Barbe s’arrêta dans le chemin, et regardant Nônon comme une vieille chatte qui regarde une jatte de crème :

« Vous êtes donc instruite ? — fit-elle avec une papelardise ineffable.

— Ah ! ma chère dame Barbe, — s’écria Nônon, — je suis couturière à la journée. Je n’ai pas, comme vous, le bonheur, et l’honneur — ajouta-t-elle en parenthèse ravisée — de rester dans un presbytère, toute la semaine des sept jours du bon Dieu, à soigner le dîner de MM. les prêtres et à raccommoder les effets de M. le curé. Il faut que je me lève matin et que je revienne tard à Blanchelande. Je suis obligée de trotter partout, dans les environs, pour de l’ouvrage, et voilà pourquoi je sais et j’apprends bien des choses que vous, avec tous vos mérites, ma chère et respectable fille, vous ne pouvez réellement pas savoir.

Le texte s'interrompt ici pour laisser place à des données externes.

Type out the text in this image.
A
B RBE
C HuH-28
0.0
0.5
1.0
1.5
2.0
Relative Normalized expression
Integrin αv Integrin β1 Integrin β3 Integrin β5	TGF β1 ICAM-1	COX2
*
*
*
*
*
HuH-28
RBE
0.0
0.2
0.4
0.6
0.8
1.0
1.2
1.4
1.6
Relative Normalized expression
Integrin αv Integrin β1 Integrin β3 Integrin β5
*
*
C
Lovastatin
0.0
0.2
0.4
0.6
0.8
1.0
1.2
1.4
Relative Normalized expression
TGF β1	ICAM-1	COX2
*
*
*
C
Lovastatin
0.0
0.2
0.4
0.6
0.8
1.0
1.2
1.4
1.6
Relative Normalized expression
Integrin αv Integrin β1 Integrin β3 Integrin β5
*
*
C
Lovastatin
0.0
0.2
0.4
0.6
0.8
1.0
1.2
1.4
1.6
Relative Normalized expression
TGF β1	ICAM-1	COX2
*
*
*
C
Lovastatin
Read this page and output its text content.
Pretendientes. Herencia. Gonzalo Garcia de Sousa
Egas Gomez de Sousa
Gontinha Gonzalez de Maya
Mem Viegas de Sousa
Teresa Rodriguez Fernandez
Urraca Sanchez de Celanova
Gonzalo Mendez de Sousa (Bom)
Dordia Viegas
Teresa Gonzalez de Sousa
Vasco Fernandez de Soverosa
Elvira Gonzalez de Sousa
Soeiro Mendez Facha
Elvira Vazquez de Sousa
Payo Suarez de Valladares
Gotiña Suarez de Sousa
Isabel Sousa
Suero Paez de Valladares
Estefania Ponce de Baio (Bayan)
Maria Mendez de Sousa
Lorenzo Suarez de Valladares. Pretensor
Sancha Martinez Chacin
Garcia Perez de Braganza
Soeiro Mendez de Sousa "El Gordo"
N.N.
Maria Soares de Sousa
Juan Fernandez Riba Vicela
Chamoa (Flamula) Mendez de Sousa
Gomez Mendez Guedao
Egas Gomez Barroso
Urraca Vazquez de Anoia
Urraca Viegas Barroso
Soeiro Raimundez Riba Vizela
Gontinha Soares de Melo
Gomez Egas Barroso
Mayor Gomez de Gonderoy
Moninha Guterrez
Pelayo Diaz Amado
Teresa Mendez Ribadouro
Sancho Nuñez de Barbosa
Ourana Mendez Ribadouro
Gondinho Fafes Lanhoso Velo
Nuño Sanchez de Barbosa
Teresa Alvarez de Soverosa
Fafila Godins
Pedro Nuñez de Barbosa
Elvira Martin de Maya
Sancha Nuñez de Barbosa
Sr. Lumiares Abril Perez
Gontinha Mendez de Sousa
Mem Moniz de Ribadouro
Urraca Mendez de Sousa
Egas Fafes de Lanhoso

— Est-ce que vous avez appris quelque chose — dit Barbe, que la curiosité démangeait et commençait de cuire — ayant rapport à maîtresse Le Hardouey et à l’abbé de la Croix-Jugan ?

— Oh ! rien du tout ! — répondit Nônon, qui aimait, au fond, Jeanne-Madelaine, mais qui cédait au besoin de commérer ancré au cœur de toutes les femmes ; — seulement l’abbé de la Croix-Jugan et maîtresse Le Hardouey se connaissent plus qu’ils ne paraissent ; c’est moi qui vous le dis ! L’abbé, qui est un ancien Chouan et un seigneur, ne met pas, bien entendu, le bout de son pied chez un acquéreur de biens d’Église comme ce Le Hardouey ; mais il voit Jeanne-Madelaine, qui est une Feuardent, une fille de condition, chez la vieille Clotte. Et c’est bien souvent qu’il y va et qu’il l’y rencontre, m’a conté la petite Ingou, qu’on envoie à l’école dès qu’ils arrivent, ou à jouer aux callouets toute seule au fond du courtil.

— Chez la vieille Clotte ! — fit Barbe Causseron, atroce comme une fille qui, pendant toute sa vie, n’a jamais senti le cruel bonheur d’avoir un cœur aimé du sien, et à qui la faute et la douleur n’ont point appris la miséricorde. — Chez cette Marie-je-t’en-prie, malade de ses vices ! joli lieu de rendez-vous pour un prêtre et une femme mariée ! Pas possible, ma chère : ce serait une chose trop affreuse, par exemple ! Je ne la croirai, celle-là, que quand je l’aurai vue. Il n’y a pas sur ça la seule difficulté.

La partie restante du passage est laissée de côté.